Grey crimewave puts pressure on courts, jails

Arrests of pensioners are soaring as an influx of elderly inmates creates new problems for prisons.

It is being dubbed the “grey crimewave” or the rise of the “Saga lout”.

The prison system, already struggling to cope with the demands of its own ageing population of lifers and long-term inmates, is struggling to cope with a new wave of elderly crooks.

But experts are divided over whether or not the trend is the result of people on low pensions turning to crime through necessity, or simply a tougher attitude by the courts to the elderly in the dock.

While the number of crimes committed by the over-65 age group remains low as a percentage of all crime, the new statistics supplied by police show rises of between 15 per cent and 25 per cent in arrests of pensioners.

In Derbyshire, for example, 260 over-65s were arrested for serious crimes last year, compared with 88 in 2008.

In Scotland the numbers of over-65s charged with drug and weapon crimes more than doubled in four years – from 36 in 2005 to 80 last year. Crimes of senior-citizen indecency leapt 50 per cent in 5217 crimes committed last year by Scottish pensioners.

Welsh forces report a similar rise in aged criminals: they arrested 494 last year, 69 for sex offences and 65 for theft.

Bill Tupman, a criminologist at Exeter University, believes there is now a far harsher attitude towards the elderly from police and courts. “The trend is definitely on the up, in contrast to what you’d expect with overall crime going down,” he said. Changes in the law meant that police and courts were now “less likely to take pity on poor old grandad in the dock”.

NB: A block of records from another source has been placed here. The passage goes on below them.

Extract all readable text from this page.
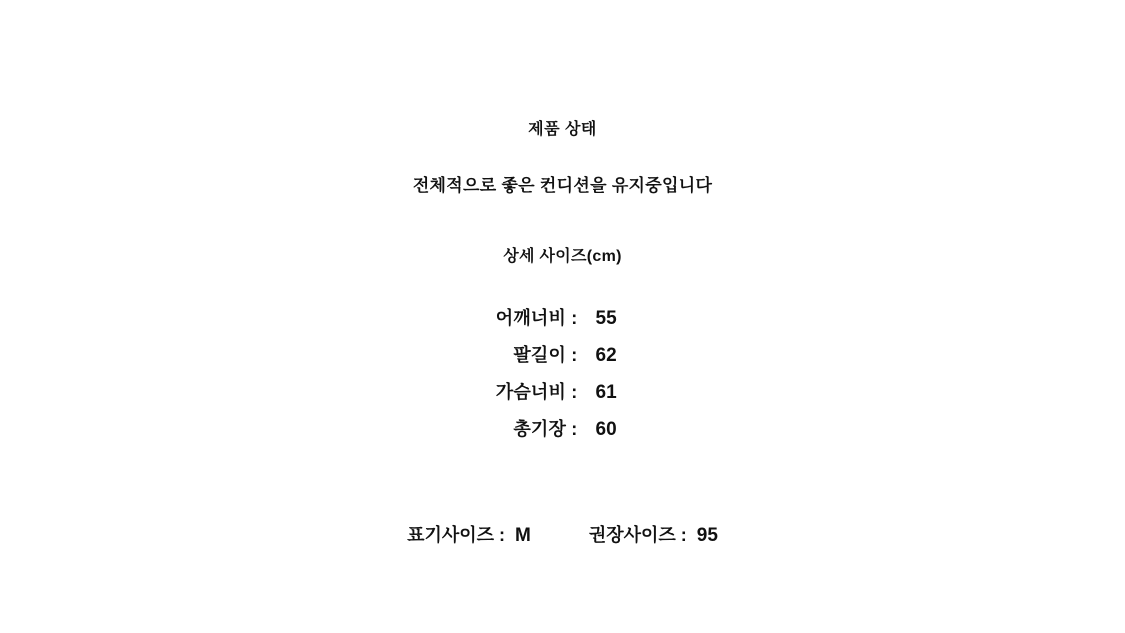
제품 상태
전체적으로 좋은 컨디션을 유지중입니다
상세 사이즈(cm)
어깨너비 : 55
팔길이 : 62
가슴너비 : 61
총기장 : 60
표기사이즈 : M	권장사이즈 : 95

“Now, with financial crime, the money and assets can be recovered, so we are far less likely to go easy on the elderly when we can take their cash and their car if we get a conviction,” he said.

Over-60s are now the fastest-growing section of the prison population. There are almost 2500 people in this age group in British prisons, making up 3 per cent of the total, up from 2 per cent in 2003.

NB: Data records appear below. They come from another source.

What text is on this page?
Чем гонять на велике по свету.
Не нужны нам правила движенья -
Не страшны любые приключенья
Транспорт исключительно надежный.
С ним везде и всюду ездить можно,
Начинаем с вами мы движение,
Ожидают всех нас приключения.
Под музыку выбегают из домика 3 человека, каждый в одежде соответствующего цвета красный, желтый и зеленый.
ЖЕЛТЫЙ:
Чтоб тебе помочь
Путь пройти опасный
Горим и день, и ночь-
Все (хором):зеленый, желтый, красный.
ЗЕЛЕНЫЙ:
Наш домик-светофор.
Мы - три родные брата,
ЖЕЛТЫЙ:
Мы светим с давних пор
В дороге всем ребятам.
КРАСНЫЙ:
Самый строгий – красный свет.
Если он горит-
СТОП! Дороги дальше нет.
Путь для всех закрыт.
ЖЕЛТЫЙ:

Kingston prison in Portsmouth has become the first in the country to provide a special “elderly wing” with stairlifts and other adaptations.

But Harry Fletcher of Napo, the probation officers’ union, said the most significant worry was that elderly inmates were last in the queue for support at a time of crippling cutbacks.

In the Netherlands the same steep rise in offending pensioners has been monitored and Japan, France and Israel have all commissioned research into the rise of the pensioner-criminal.